The other half is imputed from lower productivity due to less immigration, but the UK is not in fact restricting immigration that much, and the opposite theoretical case can be made in any case. Singapore is limiting inflows of workers under its ‘lean labor policy’ in order to raise productivity.
Let me be clear. There are many aspects of Brexit that cause me heartburn, not least the state of union, the intractable conflict over the Ulster Protocol, and Downing Street’s assault on the non-EU Court of Human Rights (which we should uphold). But the macroeconomic consequence of the Referendum is not one of them, which is not to belittle specific headaches faced by individual exporters.
The UK may well have a horrible year ahead as we grapple with the global inflation shock, but it is hard to see how the eurozone will do any better. It faces the same energy shock — or worse — and is already prey to an incipient sovereign debt crisis as the European Central Bank winds down bond purchases. The old pathologies of a dysfunctional split-tier currency union are resurfacing.
The latest spate of stories on the costs of Brexit mostly contain the same tropes. One is that goods trade has shrivelled by 13.6pc. Yet a slice of this commerce had no value added for the economy. Many containers of clothes, toys, or electronics from East Asia used to go to UK ports for warehousing before reshipment to the Continent. They now go to EU ports directly. The trade loss is a statistical illusion.
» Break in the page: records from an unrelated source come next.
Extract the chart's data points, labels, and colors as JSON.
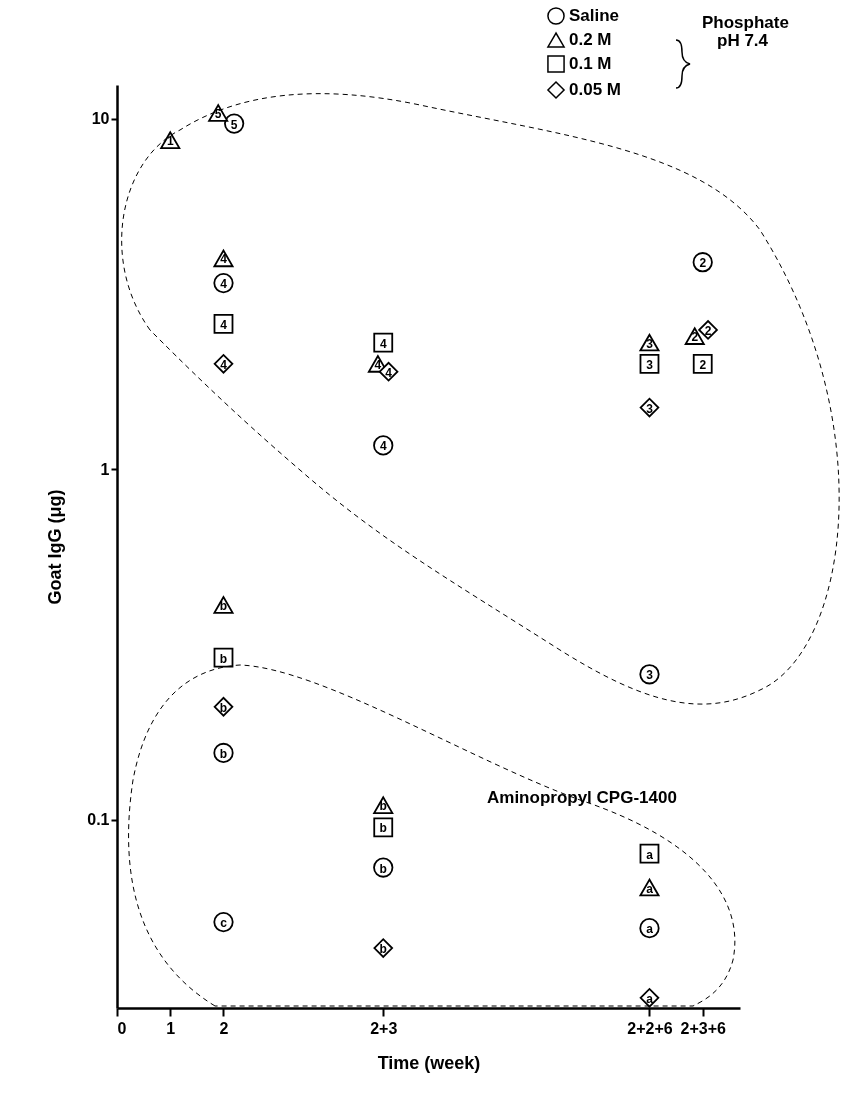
{
  "chart_data": {
    "type": "scatter",
    "xlabel": "Time (week)",
    "ylabel": "Goat IgG (μg)",
    "xlim": [
      0,
      11.7
    ],
    "xticks": [
      0,
      1,
      2,
      {
        "value": 5,
        "label": "2+3"
      },
      {
        "value": 10,
        "label": "2+2+6"
      },
      {
        "value": 11,
        "label": "2+3+6"
      }
    ],
    "ylim": [
      0.029,
      12.5
    ],
    "yticks": [
      0.1,
      1,
      10
    ],
    "log": "y",
    "grid": false,
    "legend": "top right",
    "annotations": [
      "Phosphate",
      "pH 7.4",
      "Aminopropyl CPG-1400",
      {
        "text": "5",
        "x": 2.2,
        "y": 9.7
      },
      {
        "text": "4",
        "x": 2,
        "y": 3.4
      },
      {
        "text": "4",
        "x": 5,
        "y": 1.17
      },
      {
        "text": "2",
        "x": 11,
        "y": 3.9
      },
      {
        "text": "3",
        "x": 10,
        "y": 0.26
      },
      {
        "text": "b",
        "x": 2,
        "y": 0.155
      },
      {
        "text": "c",
        "x": 2,
        "y": 0.051
      },
      {
        "text": "b",
        "x": 5,
        "y": 0.073
      },
      {
        "text": "a",
        "x": 10,
        "y": 0.049
      },
      {
        "text": "1",
        "x": 1,
        "y": 8.7
      },
      {
        "text": "5",
        "x": 1.9,
        "y": 10.4
      },
      {
        "text": "4",
        "x": 2,
        "y": 4.0
      },
      {
        "text": "4",
        "x": 4.9,
        "y": 2.0
      },
      {
        "text": "3",
        "x": 10,
        "y": 2.3
      },
      {
        "text": "2",
        "x": 10.85,
        "y": 2.4
      },
      {
        "text": "b",
        "x": 2,
        "y": 0.41
      },
      {
        "text": "b",
        "x": 5,
        "y": 0.11
      },
      {
        "text": "a",
        "x": 10,
        "y": 0.064
      },
      {
        "text": "4",
        "x": 2,
        "y": 2.6
      },
      {
        "text": "4",
        "x": 5,
        "y": 2.3
      },
      {
        "text": "3",
        "x": 10,
        "y": 2.0
      },
      {
        "text": "2",
        "x": 11,
        "y": 2.0
      },
      {
        "text": "b",
        "x": 2,
        "y": 0.29
      },
      {
        "text": "b",
        "x": 5,
        "y": 0.095
      },
      {
        "text": "a",
        "x": 10,
        "y": 0.08
      },
      {
        "text": "4",
        "x": 2,
        "y": 2.0
      },
      {
        "text": "4",
        "x": 5.1,
        "y": 1.9
      },
      {
        "text": "3",
        "x": 10,
        "y": 1.5
      },
      {
        "text": "2",
        "x": 11.1,
        "y": 2.5
      },
      {
        "text": "b",
        "x": 2,
        "y": 0.21
      },
      {
        "text": "b",
        "x": 5,
        "y": 0.043
      },
      {
        "text": "a",
        "x": 10,
        "y": 0.031
      }
    ],
    "series": [
      {
        "name": "Saline",
        "color": "#000000",
        "marker": "circle",
        "x": [
          2.2,
          2,
          5,
          11,
          10,
          2,
          2,
          5,
          10
        ],
        "values": [
          9.7,
          3.4,
          1.17,
          3.9,
          0.26,
          0.155,
          0.051,
          0.073,
          0.049
        ]
      },
      {
        "name": "0.2 M",
        "color": "#000000",
        "marker": "triangle",
        "x": [
          1,
          1.9,
          2,
          4.9,
          10,
          10.85,
          2,
          5,
          10
        ],
        "values": [
          8.7,
          10.4,
          4.0,
          2.0,
          2.3,
          2.4,
          0.41,
          0.11,
          0.064
        ]
      },
      {
        "name": "0.1 M",
        "color": "#000000",
        "marker": "square",
        "x": [
          2,
          5,
          10,
          11,
          2,
          5,
          10
        ],
        "values": [
          2.6,
          2.3,
          2.0,
          2.0,
          0.29,
          0.095,
          0.08
        ]
      },
      {
        "name": "0.05 M",
        "color": "#000000",
        "marker": "diamond",
        "x": [
          2,
          5.1,
          10,
          11.1,
          2,
          5,
          10
        ],
        "values": [
          2.0,
          1.9,
          1.5,
          2.5,
          0.21,
          0.043,
          0.031
        ]
      }
    ]
  }
}
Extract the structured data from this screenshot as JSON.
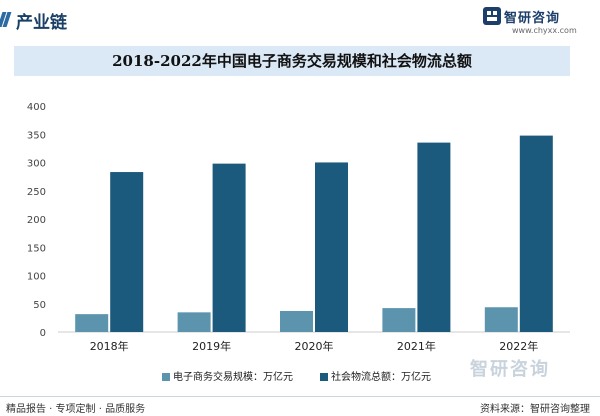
{
  "header": {
    "section_title": "产业链",
    "brand_name": "智研咨询",
    "brand_url": "www.chyxx.com"
  },
  "watermark": "智研咨询",
  "colors": {
    "series1": "#5c93ad",
    "series2": "#1b5a7c",
    "title_bar": "#dbe9f7",
    "axis_text": "#444444"
  },
  "chart_data": {
    "type": "bar",
    "title": "2018-2022年中国电子商务交易规模和社会物流总额",
    "categories": [
      "2018年",
      "2019年",
      "2020年",
      "2021年",
      "2022年"
    ],
    "series": [
      {
        "name": "电子商务交易规模：万亿元",
        "values": [
          31.6,
          34.8,
          37.2,
          42.3,
          43.8
        ]
      },
      {
        "name": "社会物流总额：万亿元",
        "values": [
          283.1,
          298.0,
          300.1,
          335.2,
          347.6
        ]
      }
    ],
    "yticks": [
      "0",
      "50",
      "100",
      "150",
      "200",
      "250",
      "300",
      "350",
      "400"
    ],
    "ylim": [
      0,
      400
    ],
    "xlabel": "",
    "ylabel": "",
    "legend": "bottom"
  },
  "footer": {
    "left": "精品报告 · 专项定制 · 品质服务",
    "right": "资料来源：智研咨询整理"
  }
}
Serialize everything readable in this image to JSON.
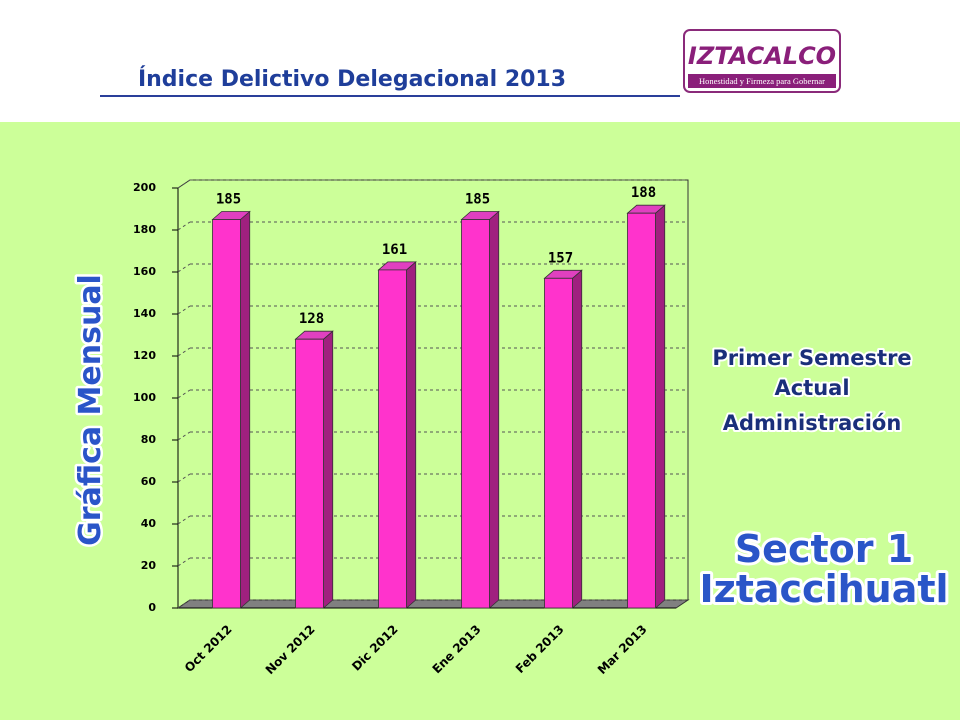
{
  "header": {
    "title": "Índice Delictivo Delegacional 2013",
    "logo_text": "IZTACALCO",
    "logo_tagline": "Honestidad y Firmeza para Gobernar"
  },
  "side_label": "Gráfica Mensual",
  "note": [
    "Primer Semestre",
    "Actual",
    "Administración"
  ],
  "sector": [
    "Sector 1",
    "Iztaccihuatl"
  ],
  "chart_data": {
    "type": "bar",
    "categories": [
      "Oct 2012",
      "Nov 2012",
      "Dic 2012",
      "Ene 2013",
      "Feb 2013",
      "Mar 2013"
    ],
    "values": [
      185,
      128,
      161,
      185,
      157,
      188
    ],
    "color": "#ff33cc",
    "ylim": [
      0,
      200
    ],
    "yticks": [
      0,
      20,
      40,
      60,
      80,
      100,
      120,
      140,
      160,
      180,
      200
    ],
    "grid": true
  }
}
Supply chains have been rationalised to avoid the multiple criss-crossing of manufacturing components. The tiny marginal gain that encouraged much of the cross-Channel back and forth — to the detriment of CO2 emissions and clogged roads — has been eliminated by customs frictions. Is Britain a net loser or a net winner when German car companies in the Midlands switch to local subtractors under import substitution?
The worst trope is to quote forecasts by a body such as the OECD that has misread the effects of Brexit and the relative performance of the UK every year with heroic regularity, and to present the claim as a fait accompli.
The OECD now says the UK will be the G7’s zero-growth laggard in 2023. Perhaps it will be, given that Rishi Sunak’s fiscal austerity leads the pack. But remember that the OECD said the same thing during the pandemic, forecasting that the UK would trail in bottom place as the developed world recovered in 2021.
In the end the UK was the G7’s star performer with growth of 7.4pc, viz 2.8pc in Germany and 1.6pc in Japan. The OECD entirely missed Andy Haldane’s ‘coiled spring’ rebound.
As for rejoining the single market, such a move would scarcely nudge the macroeconomic needle. What it would do is to place this country back under an unaccountable and unsackable government in Brussels, perpetuating Britain’s civil war on Brexit. Those Tory ministers toying with such a notion are out of their minds.